Des piétons et des véhicules traversent le marché de Makola à Accra, au Ghana, le mardi 5 décembre 2023. Photo : Ernest Ankomah/Bloomberg via Getty Images
Dans le secteur de l’énergie, le pétrole le moins cher et le plus sale est qualifié de « qualité africaine ». Ce type d’essence, riche en substances toxiques, est interdit en Europe.
Mais les principaux négociants internationaux en pétrole, dont Trafigura et Vitol, continuent de vendre ce carburant sale aux pays d’Afrique de l’Ouest, malgré les risques avérés pour la santé humaine et l’environnement.
Ce faisant, ils contournent les efforts visant à améliorer la qualité de l’air des villes d’Afrique de l’Ouest, selon une enquête menée depuis plusieurs mois par Le continentmenée en partenariat avec les plateformes de journalisme d’investigation Apache et Spit (respectivement en Belgique et aux Pays-Bas).
L’essence et le diesel de mauvaise qualité constituent un problème majeur pour la qualité de l’air en Afrique de l’Ouest.
Ces carburants sales contiennent du soufre et du benzène, qui peuvent provoquer des cancers, ainsi que du manganèse, qui endommage les pièces du moteur, les filtres à particules et les pots catalytiques.
Le risque potentiel pour la santé est grave : en 2016, l’ONG suisse Public Eye estimait qu’une interdiction des carburants à haute teneur en soufre pourrait éviter des dizaines de milliers de décès prématurés.
Le problème est si courant que les mécaniciens automobiles d’Accra, par exemple, envoient régulièrement des SMS d’avertissement à leurs clients : « Soyez prudents, les gens ! Il y a encore du mauvais carburant dans la pompe.
L’Union européenne a renforcé ses normes concernant le soufre dans le pétrole au cours des dernières décennies, autorisant seulement 10 parties par million.
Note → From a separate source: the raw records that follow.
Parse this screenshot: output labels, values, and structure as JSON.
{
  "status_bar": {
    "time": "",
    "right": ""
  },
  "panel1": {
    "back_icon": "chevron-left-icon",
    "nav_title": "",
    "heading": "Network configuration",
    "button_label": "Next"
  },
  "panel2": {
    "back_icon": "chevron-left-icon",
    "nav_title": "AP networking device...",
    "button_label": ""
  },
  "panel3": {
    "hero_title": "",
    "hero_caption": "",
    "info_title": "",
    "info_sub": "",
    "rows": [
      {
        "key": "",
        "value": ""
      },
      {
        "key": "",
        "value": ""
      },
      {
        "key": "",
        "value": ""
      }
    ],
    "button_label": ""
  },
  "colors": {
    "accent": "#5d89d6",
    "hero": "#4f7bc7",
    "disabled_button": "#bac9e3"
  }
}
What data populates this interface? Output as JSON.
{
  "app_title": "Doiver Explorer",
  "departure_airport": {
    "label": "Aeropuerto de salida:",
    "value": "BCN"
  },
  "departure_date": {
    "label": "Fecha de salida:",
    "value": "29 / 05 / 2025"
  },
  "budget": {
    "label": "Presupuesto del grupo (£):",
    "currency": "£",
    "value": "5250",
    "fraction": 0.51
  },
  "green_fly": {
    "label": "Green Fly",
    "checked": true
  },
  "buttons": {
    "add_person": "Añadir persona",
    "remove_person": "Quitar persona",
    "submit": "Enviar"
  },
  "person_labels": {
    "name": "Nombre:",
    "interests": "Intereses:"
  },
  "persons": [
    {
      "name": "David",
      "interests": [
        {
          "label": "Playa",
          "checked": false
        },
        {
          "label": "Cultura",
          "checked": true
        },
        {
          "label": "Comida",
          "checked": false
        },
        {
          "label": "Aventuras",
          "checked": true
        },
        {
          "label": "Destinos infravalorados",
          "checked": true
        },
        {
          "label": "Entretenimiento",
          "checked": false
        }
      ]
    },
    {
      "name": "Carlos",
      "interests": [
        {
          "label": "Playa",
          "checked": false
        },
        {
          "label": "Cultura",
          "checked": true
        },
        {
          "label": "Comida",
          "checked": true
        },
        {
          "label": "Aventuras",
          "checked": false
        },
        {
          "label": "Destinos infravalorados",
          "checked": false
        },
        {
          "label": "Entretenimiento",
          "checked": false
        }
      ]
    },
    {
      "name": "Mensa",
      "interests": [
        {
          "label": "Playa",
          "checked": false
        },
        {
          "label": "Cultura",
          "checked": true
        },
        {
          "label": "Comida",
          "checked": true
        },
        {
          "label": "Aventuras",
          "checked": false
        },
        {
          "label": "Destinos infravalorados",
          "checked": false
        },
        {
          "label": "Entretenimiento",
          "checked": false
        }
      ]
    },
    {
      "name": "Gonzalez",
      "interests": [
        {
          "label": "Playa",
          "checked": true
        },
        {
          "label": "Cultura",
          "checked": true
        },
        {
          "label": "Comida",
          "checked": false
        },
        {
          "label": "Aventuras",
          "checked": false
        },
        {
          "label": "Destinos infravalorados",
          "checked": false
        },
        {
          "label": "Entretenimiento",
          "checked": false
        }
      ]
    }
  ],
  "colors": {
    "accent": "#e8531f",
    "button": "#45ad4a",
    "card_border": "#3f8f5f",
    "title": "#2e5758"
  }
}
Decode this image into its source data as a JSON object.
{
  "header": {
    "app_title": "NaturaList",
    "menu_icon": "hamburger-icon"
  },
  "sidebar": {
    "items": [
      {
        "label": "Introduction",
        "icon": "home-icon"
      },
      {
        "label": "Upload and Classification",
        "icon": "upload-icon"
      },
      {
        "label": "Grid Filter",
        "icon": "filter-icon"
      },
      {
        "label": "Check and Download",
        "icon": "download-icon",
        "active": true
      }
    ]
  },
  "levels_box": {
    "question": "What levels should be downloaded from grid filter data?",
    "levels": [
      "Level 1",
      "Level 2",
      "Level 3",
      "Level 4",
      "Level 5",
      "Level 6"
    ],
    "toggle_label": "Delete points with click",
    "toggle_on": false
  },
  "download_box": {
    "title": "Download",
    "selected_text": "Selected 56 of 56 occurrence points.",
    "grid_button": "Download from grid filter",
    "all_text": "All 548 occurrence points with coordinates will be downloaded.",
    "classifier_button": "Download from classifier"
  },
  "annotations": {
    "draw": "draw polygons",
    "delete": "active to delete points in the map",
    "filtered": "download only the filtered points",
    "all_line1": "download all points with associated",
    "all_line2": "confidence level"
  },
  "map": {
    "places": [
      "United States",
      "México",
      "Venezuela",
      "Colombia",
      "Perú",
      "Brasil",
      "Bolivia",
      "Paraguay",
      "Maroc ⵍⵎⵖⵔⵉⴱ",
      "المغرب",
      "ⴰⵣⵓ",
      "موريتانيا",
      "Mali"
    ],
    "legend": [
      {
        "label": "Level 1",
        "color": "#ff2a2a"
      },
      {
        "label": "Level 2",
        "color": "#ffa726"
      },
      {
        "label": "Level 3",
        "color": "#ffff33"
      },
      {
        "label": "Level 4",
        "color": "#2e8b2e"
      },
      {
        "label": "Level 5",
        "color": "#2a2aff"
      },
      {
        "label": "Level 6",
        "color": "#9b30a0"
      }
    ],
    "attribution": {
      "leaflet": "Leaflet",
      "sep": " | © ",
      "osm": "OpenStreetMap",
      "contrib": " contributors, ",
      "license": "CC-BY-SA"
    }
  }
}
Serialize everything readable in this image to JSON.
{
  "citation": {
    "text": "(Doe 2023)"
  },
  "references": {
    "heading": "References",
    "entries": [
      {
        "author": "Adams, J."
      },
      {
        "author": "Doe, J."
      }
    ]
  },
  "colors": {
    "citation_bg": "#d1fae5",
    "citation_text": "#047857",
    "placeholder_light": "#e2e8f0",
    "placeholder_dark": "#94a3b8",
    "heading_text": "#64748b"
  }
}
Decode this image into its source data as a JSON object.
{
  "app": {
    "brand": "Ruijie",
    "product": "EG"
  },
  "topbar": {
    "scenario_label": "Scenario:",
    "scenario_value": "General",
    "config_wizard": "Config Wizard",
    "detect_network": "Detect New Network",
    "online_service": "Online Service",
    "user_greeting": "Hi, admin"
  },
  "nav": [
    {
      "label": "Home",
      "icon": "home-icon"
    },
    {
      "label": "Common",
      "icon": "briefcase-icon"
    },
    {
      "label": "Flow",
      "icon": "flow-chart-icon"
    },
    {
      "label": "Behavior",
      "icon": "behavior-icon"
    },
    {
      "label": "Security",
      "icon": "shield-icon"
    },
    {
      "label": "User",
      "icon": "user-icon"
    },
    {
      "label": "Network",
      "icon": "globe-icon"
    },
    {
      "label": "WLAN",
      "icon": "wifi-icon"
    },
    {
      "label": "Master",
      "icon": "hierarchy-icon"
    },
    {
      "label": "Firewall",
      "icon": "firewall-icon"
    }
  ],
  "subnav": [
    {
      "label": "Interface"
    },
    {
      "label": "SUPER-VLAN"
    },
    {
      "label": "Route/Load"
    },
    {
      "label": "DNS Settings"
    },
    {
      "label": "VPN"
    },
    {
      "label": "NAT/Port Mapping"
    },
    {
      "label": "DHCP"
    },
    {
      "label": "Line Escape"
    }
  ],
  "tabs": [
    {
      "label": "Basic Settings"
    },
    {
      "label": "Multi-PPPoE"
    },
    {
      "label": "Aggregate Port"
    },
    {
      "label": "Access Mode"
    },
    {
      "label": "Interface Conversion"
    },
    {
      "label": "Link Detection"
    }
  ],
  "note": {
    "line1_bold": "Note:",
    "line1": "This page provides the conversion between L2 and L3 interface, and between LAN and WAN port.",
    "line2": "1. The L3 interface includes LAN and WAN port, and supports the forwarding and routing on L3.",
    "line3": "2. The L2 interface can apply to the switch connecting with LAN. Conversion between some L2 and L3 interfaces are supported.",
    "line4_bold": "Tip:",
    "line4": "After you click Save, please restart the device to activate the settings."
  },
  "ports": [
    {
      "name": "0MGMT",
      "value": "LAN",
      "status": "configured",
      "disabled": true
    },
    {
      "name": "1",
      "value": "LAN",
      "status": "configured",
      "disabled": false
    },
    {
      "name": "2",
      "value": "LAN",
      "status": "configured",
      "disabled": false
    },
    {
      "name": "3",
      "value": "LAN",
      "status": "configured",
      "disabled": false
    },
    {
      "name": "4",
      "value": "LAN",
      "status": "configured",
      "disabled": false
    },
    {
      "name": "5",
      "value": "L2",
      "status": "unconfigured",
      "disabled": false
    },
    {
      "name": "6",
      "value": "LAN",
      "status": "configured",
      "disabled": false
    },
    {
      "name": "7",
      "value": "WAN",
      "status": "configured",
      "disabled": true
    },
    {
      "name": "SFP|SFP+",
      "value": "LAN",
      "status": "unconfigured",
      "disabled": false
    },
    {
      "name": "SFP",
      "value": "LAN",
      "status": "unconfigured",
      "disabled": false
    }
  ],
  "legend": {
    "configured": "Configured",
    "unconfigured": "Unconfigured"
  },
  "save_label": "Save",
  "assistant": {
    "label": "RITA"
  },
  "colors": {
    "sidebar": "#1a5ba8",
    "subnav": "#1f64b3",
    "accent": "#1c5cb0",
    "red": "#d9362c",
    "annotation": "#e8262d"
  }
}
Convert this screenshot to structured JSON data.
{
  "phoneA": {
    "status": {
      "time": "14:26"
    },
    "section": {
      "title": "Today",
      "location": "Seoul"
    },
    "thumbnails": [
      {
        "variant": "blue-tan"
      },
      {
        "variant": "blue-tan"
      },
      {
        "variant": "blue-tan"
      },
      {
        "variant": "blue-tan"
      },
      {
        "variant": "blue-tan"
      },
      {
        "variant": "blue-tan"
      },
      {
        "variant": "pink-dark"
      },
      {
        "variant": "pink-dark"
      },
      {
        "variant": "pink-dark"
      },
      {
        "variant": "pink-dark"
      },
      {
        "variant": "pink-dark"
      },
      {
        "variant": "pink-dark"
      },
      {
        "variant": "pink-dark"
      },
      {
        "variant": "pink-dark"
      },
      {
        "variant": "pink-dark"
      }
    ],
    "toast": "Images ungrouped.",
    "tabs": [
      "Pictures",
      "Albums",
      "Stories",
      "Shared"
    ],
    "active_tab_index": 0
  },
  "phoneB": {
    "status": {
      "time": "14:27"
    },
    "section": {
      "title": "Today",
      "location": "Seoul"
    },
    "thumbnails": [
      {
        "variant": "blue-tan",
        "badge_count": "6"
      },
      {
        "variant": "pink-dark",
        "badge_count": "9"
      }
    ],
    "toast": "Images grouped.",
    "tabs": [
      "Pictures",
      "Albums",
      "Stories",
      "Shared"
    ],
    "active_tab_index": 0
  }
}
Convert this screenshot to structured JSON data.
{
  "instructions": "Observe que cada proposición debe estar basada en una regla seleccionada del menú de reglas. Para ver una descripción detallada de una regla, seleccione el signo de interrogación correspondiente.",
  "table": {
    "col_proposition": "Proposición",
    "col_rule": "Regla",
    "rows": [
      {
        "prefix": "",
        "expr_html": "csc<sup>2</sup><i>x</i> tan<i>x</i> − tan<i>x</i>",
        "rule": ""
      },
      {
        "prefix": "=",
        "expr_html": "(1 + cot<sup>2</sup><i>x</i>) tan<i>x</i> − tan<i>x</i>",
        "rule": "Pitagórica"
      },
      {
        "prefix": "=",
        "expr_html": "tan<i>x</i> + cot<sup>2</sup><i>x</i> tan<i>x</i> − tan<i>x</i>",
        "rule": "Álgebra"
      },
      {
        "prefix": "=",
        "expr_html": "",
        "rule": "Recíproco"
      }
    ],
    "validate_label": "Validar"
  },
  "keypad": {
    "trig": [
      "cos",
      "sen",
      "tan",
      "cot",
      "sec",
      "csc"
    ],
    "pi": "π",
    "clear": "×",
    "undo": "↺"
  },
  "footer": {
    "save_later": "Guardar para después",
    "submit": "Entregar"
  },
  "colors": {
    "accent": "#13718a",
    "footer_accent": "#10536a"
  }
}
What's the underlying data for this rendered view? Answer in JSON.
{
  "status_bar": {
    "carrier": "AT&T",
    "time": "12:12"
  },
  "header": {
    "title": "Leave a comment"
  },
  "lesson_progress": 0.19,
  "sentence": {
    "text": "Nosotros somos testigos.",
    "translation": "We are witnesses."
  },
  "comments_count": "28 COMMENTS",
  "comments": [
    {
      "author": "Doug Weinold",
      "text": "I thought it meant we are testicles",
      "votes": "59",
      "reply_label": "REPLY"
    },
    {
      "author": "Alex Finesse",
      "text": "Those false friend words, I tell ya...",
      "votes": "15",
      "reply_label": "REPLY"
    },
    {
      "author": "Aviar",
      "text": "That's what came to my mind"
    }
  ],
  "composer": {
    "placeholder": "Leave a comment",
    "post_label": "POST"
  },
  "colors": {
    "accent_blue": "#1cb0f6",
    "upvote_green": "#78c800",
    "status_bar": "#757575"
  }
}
Mais dans la plupart des pays africains, les réglementations sont beaucoup moins strictes.
La Communauté économique des États de l’Afrique de l’Ouest autorise jusqu’à cinq fois plus de soufre, même si tous les États membres ne respectent pas cette règle. Le Nigeria autorise encore jusqu’à 15 fois plus.
De grands négociants pétroliers, souvent basés en Suisse, mais opérant dans le monde entier – comme Trafigura et Vitol – en ont fait un modèle de revenus. Ils mélangent des carburants contenant beaucoup plus de soufre, de benzène et de manganèse que ce qui est autorisé en Europe, et le revendent à des clients africains.
Ces carburants sont beaucoup moins chers, car il est coûteux d’éliminer le soufre de l’essence.
Les Pays-Bas et la Belgique constituent une plaque tournante importante dans ce commerce. Amsterdam, Rotterdam et Anvers sont des hauts lieux du mélange de pétrole. Au cours des cinq dernières années, plus de la moitié du pétrole importé par les pays d’Afrique de l’Ouest provenait des Pays-Bas et de Belgique – et une grande partie de ce pétrole aurait été illégale en Europe.
Cela a changé l’année dernière, lorsque les Pays-Bas ont introduit de nouvelles restrictions strictes sur l’exportation de carburant sale.
La mesure visait à protéger la qualité de l’air dans les villes africaines. Depuis avril, les entreprises ne sont plus autorisées à exporter des carburants contenant plus de 50 ppm de soufre ou trop de benzène ou de manganèse des Pays-Bas vers l’Afrique de l’Ouest.
« En tant que producteur, vous êtes responsable de meilleures normes et vous n’êtes donc plus autorisé à exporter des produits dont vous savez – ou devriez soupçonner – qu’ils sont nocifs », a déclaré Mariëtta Harjono, spécialiste des carburants à l’agence gouvernementale néerlandaise chargée de mettre en œuvre la nouvelle loi.
« C’est nouveau pour les grands négociants en pétrole. Mais le commerce comme avant n’est plus possible.»
Harjono a déclaré que les principaux commerçants suisses avaient tenté de contourner la nouvelle règle en s’appuyant sur une clause anti-espionnage de la loi suisse, qui leur interdit de partager la composition du carburant avec des agences d’État étrangères.
« Certains grands négociants en pétrole avaient besoin d’un peu de pression », a déclaré Harjono en souriant.
« Nous avons eu des discussions administratives et avons menacé de payer des astreintes. Ils respectent désormais les règles et nous avons une bonne vue d’ensemble de ce qui est exporté des Pays-Bas.
La nouvelle réglementation semble avoir un impact.
Une analyse des chiffres du commerce du carburant montre que les exportations des Pays-Bas vers l’Afrique de l’Ouest ont chuté de 24,2 millions de litres par jour à seulement 7,8 millions depuis son introduction.
Mais des carburants sales continuent d’arriver dans les stations-service d’Afrique de l’Ouest.
« Ce n’est pas un problème que les Pays-Bas peuvent résoudre seuls », a déclaré Bright Simmons, vice-président du groupe de réflexion Imani-Africa, basé à Accra.
«Les commerçants sont en Suisse. Les Pays-Bas ne sont rien d’autre qu’un port de transit.»
Les entreprises de stockage en citernes aux Pays-Bas, dont les activités ont été durement touchées par la nouvelle réglementation, sont du même avis.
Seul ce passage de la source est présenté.